The "average size" is usually over-estimated. Small guys don't take part in surveys and big guys jump at the chance.

Girl claims she had a huge ex? Stick a spider in the bathroom or a mouse in the kitchen and when she comes out screaming ask her how big the spider/mouse was...

This is a pretty goofy technique I used to use back in junior high that got me alot of blowjobs and handjobs induced and/or persuaded by the curiosity of young girls.
If you wear underwear, push your entire package thru that fly in the front and bring attention to it in every suave manner you can think of.
Obviously, you don’t wanna shout: “I GOTTA BIG ONE!”
Think along the lines of a parent telling their child not to touch the stove. You have to set it up somehow that they WANT to touch (and perhaps other things) your ‘stove’.
Of course, this is my junior high self talking, but the general idea still works, it just has to be tweaked…or not.
Anyway, in the right kind of pants/jeans, it should give you a really massive looking bulge and not only that, but the outline of your whole cock should be visible thru the fabric.
To the crotch-watching donkeys out there, that’s a dangling carrot they’ll follow behind the school, into the bathroom, into the teachers lounge, under the bleachers during a pep rally just to get a nibble…

Damn, I had alot of fun back then.

Make an announcement on a mega phone at your town centre. Send everyone pictures of it. Print out flyers for distribution. Get business cards printed and state of your big beef piece on it. Start a website and promote it. Walk around with your penis hanging out of your pants.

Just some of the many ways to go about it! :)


Where would I be without PE?

I’ve done the package through the underwear fly before. It’s the one thing I’ve done that definitely got noticed.

Originally Posted by Gottagrow
There is nothing in this world like unconditional love from a woman.

True, but teasing a woman with a blatant salami contour must figure up there somewhere :)

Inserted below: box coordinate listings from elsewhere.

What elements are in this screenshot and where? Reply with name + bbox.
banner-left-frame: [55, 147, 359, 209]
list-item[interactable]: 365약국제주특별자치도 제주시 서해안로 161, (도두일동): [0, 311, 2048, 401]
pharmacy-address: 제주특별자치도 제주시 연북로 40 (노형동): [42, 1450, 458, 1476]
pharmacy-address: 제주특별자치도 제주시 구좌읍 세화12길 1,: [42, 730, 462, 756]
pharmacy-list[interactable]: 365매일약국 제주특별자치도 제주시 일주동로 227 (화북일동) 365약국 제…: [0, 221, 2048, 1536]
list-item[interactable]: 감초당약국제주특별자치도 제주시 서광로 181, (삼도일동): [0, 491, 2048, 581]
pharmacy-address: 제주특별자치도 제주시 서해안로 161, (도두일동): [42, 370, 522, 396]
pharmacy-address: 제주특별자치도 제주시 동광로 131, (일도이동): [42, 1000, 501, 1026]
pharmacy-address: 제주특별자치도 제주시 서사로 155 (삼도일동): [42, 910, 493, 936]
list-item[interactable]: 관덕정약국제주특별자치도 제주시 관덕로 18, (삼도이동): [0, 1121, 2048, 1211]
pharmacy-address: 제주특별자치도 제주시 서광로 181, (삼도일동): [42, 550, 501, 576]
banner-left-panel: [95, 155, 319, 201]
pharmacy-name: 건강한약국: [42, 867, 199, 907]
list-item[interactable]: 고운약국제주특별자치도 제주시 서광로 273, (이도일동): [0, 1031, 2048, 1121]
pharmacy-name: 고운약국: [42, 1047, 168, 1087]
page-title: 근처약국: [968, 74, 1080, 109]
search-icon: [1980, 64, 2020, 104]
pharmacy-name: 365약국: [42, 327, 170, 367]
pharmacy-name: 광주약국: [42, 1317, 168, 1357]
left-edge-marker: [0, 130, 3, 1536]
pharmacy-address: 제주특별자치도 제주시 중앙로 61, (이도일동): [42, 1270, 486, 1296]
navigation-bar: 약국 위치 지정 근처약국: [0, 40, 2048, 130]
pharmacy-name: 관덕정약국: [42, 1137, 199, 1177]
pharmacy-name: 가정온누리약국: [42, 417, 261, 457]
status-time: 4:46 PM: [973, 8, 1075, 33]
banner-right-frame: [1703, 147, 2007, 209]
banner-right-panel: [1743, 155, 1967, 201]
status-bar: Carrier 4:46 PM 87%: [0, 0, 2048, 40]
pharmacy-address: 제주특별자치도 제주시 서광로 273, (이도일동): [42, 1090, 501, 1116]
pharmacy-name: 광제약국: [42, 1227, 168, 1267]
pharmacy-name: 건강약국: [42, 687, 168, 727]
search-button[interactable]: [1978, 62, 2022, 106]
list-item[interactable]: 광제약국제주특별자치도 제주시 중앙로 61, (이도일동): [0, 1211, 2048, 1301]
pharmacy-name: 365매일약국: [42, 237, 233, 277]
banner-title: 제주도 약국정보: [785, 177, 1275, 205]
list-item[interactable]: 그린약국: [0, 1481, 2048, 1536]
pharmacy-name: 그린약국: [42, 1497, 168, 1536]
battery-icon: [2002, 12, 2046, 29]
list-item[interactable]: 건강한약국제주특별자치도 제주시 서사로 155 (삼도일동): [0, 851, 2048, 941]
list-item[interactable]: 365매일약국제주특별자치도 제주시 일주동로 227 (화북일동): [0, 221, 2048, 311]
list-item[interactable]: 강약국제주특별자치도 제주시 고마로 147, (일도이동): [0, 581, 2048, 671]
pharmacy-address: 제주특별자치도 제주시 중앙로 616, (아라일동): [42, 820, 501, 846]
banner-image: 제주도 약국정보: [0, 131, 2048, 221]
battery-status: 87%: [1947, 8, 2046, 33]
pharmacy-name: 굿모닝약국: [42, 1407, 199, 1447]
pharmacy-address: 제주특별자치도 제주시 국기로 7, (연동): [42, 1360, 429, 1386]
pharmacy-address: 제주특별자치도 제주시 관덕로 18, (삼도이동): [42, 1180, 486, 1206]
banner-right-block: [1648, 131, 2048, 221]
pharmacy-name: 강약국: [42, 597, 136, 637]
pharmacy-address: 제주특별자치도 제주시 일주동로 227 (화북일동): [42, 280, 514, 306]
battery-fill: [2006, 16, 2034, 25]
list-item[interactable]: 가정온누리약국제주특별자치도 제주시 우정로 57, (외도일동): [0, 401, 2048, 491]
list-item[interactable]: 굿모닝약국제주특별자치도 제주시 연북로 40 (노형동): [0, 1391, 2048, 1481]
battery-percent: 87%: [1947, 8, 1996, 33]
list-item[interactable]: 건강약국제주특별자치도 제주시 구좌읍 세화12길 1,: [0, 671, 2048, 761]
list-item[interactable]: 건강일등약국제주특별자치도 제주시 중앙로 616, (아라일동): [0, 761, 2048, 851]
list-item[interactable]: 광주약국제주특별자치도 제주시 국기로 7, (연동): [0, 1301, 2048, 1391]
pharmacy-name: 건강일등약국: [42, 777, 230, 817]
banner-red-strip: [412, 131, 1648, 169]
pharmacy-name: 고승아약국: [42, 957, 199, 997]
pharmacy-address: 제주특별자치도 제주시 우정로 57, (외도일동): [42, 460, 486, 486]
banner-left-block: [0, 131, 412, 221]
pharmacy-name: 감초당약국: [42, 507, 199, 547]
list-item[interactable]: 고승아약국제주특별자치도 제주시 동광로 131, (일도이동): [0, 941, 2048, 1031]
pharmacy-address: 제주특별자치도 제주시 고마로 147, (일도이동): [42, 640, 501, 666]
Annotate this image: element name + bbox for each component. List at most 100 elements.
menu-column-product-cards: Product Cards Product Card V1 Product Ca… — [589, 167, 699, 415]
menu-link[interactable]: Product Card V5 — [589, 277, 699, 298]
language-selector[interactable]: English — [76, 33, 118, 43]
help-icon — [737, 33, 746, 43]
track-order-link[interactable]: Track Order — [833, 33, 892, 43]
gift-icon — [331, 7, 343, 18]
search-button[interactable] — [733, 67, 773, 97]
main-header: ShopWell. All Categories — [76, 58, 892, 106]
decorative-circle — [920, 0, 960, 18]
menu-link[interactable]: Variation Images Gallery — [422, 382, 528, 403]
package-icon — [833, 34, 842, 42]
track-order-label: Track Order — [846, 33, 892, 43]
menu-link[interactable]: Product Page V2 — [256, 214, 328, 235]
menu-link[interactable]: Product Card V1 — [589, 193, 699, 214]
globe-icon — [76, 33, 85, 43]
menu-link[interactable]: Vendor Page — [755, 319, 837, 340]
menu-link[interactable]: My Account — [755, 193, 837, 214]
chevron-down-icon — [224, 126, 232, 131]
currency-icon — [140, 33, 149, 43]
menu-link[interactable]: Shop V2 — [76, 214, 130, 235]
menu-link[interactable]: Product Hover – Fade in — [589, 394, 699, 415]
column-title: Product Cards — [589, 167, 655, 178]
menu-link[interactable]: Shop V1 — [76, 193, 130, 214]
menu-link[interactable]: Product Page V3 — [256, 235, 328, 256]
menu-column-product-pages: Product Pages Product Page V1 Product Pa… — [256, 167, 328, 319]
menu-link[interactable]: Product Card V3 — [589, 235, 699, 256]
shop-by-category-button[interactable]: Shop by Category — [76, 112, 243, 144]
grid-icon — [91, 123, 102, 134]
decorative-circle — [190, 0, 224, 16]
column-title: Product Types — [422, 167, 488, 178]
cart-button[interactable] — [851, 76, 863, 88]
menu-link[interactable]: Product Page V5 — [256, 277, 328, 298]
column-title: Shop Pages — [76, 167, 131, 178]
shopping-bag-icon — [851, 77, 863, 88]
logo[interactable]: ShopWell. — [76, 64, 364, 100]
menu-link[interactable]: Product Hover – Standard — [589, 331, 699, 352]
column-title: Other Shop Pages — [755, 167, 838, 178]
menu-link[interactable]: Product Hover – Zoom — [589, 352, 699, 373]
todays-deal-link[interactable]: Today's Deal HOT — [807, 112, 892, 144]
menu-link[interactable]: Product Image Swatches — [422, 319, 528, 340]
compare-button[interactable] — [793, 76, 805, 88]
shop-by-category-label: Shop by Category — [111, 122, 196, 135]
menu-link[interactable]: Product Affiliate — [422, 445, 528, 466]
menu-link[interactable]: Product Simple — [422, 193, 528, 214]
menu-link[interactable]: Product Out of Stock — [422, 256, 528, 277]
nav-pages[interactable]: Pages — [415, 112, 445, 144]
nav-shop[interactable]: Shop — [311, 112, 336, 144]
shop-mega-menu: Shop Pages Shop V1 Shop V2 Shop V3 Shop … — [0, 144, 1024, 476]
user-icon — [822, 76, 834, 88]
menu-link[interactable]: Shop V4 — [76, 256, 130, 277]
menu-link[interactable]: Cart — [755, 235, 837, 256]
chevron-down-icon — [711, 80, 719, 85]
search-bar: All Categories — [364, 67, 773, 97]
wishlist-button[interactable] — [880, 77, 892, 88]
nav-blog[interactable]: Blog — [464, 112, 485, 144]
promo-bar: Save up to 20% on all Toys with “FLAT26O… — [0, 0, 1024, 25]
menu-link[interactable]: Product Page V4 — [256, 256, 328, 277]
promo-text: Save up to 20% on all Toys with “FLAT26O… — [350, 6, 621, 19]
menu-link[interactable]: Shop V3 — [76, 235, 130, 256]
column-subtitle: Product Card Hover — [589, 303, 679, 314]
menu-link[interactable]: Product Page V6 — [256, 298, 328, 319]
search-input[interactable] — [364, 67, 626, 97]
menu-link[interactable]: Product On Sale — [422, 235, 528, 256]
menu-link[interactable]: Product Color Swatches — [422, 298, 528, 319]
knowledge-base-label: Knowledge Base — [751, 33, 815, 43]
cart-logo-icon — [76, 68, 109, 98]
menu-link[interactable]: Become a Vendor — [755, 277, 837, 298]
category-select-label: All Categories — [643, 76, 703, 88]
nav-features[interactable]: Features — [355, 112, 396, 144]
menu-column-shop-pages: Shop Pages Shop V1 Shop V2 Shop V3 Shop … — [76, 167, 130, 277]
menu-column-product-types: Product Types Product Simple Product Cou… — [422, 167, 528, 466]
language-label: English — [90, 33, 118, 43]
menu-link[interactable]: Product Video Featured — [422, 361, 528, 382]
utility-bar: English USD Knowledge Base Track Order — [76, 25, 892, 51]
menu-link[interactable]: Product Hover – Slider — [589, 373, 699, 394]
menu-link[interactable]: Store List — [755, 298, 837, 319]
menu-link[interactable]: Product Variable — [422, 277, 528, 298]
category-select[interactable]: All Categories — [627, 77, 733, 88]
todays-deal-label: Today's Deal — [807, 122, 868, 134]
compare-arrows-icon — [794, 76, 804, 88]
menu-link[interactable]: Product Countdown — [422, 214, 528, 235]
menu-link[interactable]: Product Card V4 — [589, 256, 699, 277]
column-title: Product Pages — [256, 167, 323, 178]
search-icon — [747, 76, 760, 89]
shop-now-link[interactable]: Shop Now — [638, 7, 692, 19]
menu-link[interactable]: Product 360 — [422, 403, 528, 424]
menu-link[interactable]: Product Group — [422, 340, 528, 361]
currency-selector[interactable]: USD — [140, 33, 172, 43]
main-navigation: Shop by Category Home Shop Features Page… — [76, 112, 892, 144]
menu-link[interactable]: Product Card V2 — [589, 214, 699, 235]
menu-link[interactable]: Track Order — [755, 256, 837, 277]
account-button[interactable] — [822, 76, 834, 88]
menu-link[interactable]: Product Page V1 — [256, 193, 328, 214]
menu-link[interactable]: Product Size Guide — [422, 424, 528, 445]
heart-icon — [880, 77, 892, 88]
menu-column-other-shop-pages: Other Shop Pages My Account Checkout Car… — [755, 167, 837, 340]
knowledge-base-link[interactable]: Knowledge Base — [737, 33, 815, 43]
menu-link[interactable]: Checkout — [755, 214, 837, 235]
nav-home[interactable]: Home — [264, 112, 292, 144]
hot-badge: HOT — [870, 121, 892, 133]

When I reach my target size I’m going to one of those web sites where you can design your own one off T-shirt. So you could get one printed that said nothing more than “7 3/4 x 5 3/4”. That would be a great conversation starter. Then when she asks what it means, plead ignorance while swinging your arm around to catch her attention then casually cup your C&B’s like an old buddy. Keep your focus on her eyes throughout, so that when she looks up again to meet your eyes and makes the connection, you can capture that wonderful blushing moment in all its glory, and revel in her futile attempt to keep the conversation rolling without mentioning the vivid picture in her mind of a nice big juicy cock that’s so close she could just grab it right now…

Oh the power!

(It also adds a new dimension to the “cocky funny” attitude).